International Space Station (ISS) power system
This article will outline the ISS power system, starting with the Solar arrays and moving into stability analysis criteria of the rest of the power management system and loads.
Figure 1: Station Solar Arrays and Radiator Panels (Image courtesy of a NASA Expedition 38 crew member on January 2, 2014)
A pinpoint beam of sunlight peeks through a truss-based radiator panel and a primary solar array panel on the ISS in Figure 1. Clouds can be seen over the Earth blanketed by the cold, blackness of space in the background.
Figure 2: ISS Main solar panel view
Figure 3: Solar ‘wings” in space on the ISS
The ISS needs power for life support, lighting, communication, experiments, propulsion and pretty much just about everything up there 220 miles above us on Earth. The system design for reliable power in such a remote region is, to say the least, challenging. If you lose power on Earth, you can call the electric company and wait for their service trucks to arrive. If you lose power on the ISS---all on board can perish.
Sunlight is plentiful up there is space, so the natural candidate for power would be solar energy. The design that NASA and its partners came up with for mounting the solar arrays was a “blanket.” The blanket is capable of folding up like an accordion for the launch into space and once in orbit it is deployed and fully spread out to its maximum size by a command from the ground controllers via radio signal.
The arrays always need to face the sun for maximum power efficiency, so gimbals are used to rotate them so that they face the sun all the time. Each of the eight solar arrays is 112 feet long by 39 feet wide. The entire solar array wingspan (240 feet) is longer than that of a Boeing 777 200/300 model, which is 212 feet. Together the arrays contain a total of 262,400 solar cells and cover an area of about 27,000 square feet (2,500 square meters) – more than half the area of a football field.
The 75 to 90 kilowatts of power needed by the ISS is supplied by this acre of solar panels. Eight miles of wire connects the electrical power system.

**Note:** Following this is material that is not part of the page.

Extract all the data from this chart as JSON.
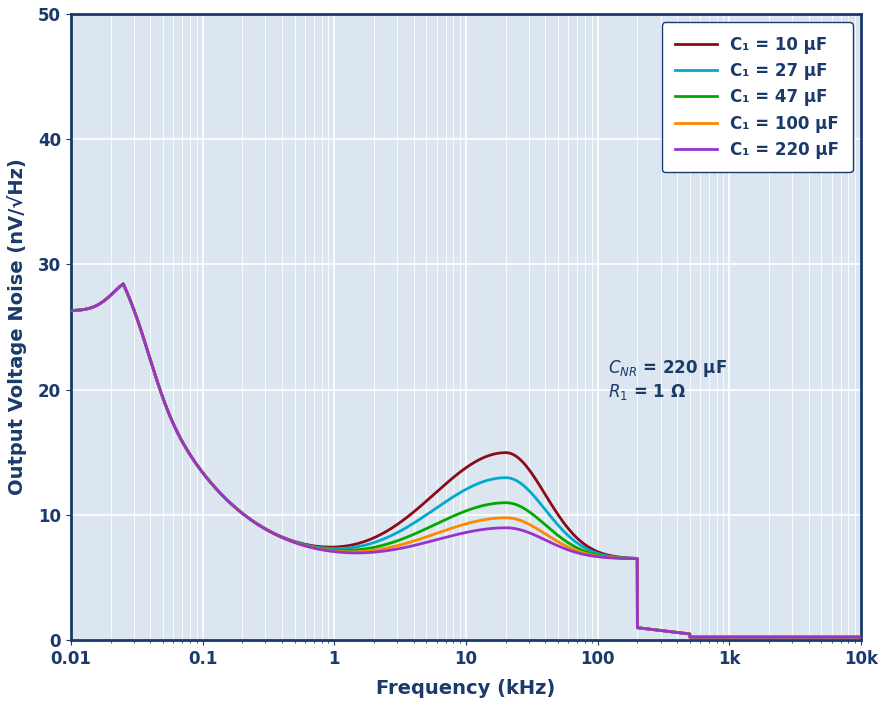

Altogether, the four sets of arrays are capable of generating 84 to 120 kilowatts of electricity – enough to provide power more than 40 homes on Earth. To put this in perspective, just think about an active computer and monitor using up to 270 watts or a small refrigerator using about 725 watts.
The solar arrays produce more power than the station needs at one time for the station systems and experiments. When the station is in sunlight, about 60 percent of the electricity that the solar arrays generate is used to charge the station’s batteries. At times, some or all of the solar arrays are in the shadow of Earth or the shadow of part of the station. The on-board batteries power the station during this time.
On the ISS, the electricity does not have to travel as far. The solar arrays convert sunlight to DC power.